Mitchell Frank has driven down for our lunch from his office in White Plains, in suburban Westchester County.
“It’s nice to be out of the office,” he admits.
Even though he works alone — sharing office space with his wife, a divorce lawyer, and another independent FA — he doesn’t seem concerned about not being there to answer his clients’ queries. Reassuringly, he taps one of those large late-model Blackberries that is hooked to his belt.
“Those things have been extremely useful to financial advisors. Whenever a client needs anything, he just shoots me an e-mail. I wish they had invented a series of different ring tones that alert you: very urgent, extremely urgent, most urgent,” he laughs.
But “those things” have also made financial advisors reachable 24/7. His client base, which consists of high-net-worth individuals as well as corporate clients whom he advises on pension plan allocations in partnership with John Hancock, is extremely diverse geographically. He has clients up and down the United States as well as in Europe, with a substantial number in Tennessee, of all places.
Frank, who is 63 years of age, has a young family. His son Jonah is a third-grader. How does he cope with round-the-clock availability? After all, even though Frank focuses on asset allocation and a long-term investment approach, clients constantly have urgent concerns which require his immediate attention.

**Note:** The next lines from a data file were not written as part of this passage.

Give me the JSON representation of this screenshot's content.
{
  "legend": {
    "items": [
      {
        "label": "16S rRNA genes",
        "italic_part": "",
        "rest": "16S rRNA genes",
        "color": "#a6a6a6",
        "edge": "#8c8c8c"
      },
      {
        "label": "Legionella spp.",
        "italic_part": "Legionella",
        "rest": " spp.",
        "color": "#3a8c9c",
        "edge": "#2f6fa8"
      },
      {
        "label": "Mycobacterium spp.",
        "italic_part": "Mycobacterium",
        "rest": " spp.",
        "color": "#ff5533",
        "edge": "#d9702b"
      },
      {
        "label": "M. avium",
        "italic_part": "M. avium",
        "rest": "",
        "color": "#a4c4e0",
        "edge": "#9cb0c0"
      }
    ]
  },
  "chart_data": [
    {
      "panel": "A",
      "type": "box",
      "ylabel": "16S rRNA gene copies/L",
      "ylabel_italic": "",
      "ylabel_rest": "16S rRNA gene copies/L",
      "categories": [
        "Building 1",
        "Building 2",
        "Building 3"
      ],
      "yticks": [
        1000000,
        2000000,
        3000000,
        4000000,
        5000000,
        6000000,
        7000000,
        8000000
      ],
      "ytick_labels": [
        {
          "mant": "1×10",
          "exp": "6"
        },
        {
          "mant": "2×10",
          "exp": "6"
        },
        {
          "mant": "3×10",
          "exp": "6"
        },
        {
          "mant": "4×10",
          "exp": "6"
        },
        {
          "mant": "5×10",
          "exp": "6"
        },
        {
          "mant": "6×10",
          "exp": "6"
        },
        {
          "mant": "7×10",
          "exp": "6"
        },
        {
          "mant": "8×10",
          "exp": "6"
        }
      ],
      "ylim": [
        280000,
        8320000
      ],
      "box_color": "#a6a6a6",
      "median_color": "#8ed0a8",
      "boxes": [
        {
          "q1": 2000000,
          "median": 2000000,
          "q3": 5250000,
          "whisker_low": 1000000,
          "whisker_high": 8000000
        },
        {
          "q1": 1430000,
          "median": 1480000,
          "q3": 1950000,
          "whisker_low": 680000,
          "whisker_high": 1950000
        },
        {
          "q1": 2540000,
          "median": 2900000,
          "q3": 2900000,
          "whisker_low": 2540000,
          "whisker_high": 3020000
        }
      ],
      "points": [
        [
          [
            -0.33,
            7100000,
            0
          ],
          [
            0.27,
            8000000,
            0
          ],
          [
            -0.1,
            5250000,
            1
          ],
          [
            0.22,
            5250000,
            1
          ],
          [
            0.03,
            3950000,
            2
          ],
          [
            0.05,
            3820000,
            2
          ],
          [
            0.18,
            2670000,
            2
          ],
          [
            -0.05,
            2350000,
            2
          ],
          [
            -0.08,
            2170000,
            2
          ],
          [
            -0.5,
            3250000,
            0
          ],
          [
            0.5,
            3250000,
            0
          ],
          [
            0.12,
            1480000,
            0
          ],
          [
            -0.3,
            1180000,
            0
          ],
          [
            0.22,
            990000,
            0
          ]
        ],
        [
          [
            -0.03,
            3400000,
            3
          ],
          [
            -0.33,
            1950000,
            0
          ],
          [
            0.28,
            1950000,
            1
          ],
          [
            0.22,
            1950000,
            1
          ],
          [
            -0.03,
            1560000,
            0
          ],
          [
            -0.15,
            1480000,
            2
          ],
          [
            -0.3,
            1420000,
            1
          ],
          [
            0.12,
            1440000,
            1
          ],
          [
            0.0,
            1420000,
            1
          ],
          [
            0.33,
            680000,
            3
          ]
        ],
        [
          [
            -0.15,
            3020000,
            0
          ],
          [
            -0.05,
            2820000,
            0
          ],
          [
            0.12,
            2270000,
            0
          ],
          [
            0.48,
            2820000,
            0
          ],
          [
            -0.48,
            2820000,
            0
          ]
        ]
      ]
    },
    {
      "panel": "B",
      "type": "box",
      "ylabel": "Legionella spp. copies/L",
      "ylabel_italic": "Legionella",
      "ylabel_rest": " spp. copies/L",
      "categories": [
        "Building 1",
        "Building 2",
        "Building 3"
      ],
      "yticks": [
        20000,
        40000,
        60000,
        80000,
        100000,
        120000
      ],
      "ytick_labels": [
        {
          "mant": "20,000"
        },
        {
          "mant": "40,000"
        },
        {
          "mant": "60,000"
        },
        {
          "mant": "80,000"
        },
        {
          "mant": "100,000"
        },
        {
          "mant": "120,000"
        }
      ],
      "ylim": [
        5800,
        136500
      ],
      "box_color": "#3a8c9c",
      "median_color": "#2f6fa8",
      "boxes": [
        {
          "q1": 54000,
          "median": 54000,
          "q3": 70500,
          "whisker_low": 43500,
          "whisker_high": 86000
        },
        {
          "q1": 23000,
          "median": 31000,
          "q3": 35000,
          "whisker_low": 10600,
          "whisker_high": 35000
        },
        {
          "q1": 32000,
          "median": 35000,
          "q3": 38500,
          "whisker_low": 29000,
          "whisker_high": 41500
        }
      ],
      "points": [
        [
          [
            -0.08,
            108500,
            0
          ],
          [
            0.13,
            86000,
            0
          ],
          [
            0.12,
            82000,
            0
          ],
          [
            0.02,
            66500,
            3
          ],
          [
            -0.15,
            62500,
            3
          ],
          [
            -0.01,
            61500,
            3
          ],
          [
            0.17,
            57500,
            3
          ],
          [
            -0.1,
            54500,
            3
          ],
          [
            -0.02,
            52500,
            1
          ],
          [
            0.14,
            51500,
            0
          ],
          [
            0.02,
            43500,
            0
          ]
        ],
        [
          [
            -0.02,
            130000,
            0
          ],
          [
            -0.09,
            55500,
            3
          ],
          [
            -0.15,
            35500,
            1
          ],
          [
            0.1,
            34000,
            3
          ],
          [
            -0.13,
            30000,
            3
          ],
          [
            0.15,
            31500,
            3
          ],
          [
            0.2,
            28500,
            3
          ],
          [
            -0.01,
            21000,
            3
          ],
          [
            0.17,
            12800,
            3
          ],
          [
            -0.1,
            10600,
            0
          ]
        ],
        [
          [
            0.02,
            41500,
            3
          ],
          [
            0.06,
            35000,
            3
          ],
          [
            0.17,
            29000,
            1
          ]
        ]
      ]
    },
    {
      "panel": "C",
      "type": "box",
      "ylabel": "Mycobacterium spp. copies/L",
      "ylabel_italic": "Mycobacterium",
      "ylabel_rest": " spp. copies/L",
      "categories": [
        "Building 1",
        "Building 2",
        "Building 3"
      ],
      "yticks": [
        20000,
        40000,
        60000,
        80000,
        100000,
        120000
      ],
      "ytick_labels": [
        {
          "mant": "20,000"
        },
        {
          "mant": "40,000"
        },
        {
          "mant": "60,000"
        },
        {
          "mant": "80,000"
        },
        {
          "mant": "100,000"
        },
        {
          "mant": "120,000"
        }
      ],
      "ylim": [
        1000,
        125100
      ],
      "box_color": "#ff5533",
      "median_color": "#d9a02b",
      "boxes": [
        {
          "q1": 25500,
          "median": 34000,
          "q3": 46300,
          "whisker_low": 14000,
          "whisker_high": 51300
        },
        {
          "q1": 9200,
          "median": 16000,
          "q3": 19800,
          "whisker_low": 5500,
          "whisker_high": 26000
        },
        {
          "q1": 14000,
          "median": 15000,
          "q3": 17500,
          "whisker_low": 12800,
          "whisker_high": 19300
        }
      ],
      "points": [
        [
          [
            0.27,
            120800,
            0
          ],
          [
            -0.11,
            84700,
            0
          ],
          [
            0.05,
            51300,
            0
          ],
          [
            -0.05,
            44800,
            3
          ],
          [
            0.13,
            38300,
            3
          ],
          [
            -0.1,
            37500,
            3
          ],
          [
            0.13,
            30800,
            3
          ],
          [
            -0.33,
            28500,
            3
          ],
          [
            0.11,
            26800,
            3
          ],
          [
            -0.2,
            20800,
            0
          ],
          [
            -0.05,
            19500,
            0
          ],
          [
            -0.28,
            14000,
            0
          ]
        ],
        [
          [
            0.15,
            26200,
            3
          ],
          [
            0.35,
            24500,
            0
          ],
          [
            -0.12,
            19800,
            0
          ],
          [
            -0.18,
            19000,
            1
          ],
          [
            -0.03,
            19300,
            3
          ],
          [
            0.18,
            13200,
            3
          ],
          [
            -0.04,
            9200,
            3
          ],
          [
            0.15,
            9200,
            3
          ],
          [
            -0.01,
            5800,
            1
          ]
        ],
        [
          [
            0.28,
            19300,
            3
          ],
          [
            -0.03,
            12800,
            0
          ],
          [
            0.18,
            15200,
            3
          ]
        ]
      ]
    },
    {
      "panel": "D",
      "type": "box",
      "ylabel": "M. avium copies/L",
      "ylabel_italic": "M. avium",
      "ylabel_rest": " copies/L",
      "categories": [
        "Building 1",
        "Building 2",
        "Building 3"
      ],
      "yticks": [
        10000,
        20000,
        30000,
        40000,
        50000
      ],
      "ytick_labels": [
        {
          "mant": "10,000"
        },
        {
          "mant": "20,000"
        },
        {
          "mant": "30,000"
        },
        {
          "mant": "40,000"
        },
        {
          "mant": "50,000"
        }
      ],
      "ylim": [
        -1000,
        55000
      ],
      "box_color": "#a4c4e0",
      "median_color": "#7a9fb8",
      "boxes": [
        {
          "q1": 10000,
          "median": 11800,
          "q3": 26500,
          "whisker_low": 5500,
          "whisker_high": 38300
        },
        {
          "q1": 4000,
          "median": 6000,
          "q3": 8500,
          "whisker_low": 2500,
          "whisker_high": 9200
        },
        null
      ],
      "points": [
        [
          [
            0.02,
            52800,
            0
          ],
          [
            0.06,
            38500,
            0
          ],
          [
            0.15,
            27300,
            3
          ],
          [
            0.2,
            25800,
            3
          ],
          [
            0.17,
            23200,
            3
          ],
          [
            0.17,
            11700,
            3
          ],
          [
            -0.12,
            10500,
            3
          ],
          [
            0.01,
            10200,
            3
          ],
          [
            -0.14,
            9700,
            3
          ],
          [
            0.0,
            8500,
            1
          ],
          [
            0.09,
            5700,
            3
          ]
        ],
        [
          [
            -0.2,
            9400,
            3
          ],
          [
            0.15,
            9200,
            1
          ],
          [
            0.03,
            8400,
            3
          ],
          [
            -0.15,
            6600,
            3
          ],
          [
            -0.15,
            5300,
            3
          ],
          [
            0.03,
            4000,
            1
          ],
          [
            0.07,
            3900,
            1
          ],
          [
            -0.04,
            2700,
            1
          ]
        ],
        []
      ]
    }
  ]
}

“Having 35 years of experience in the financial services industry certainly helps,” says Frank. Having seen pretty much every situation, he is able to reply to e-mails, handle problems and put out pretty much every fire even if he is at dinner with his family.
Although some 70 percent of his practice is represented by fee-based business, Mitchell says that the fashionable trend of financial advisors becoming life coaches to their clients hasn’t affected him much. He agrees that if you handle a person’s money, you have no choice but to become involved in his life, too, but he prefers to stick to financial advice. Tax implications of various investment decisions are as far afield as he is willing to venture.
“As for the rest,” he laughs, flashing his impish sense of humor, “my wife is the divorce lawyer. I’m always willing to refer a client to her.”
Back on the serious side, Frank says that he would of course help a friend with advice, and many of his clients are friends. As part of marketing, he also does his fair share of schmoozing with clients and talking about all kinds of issues.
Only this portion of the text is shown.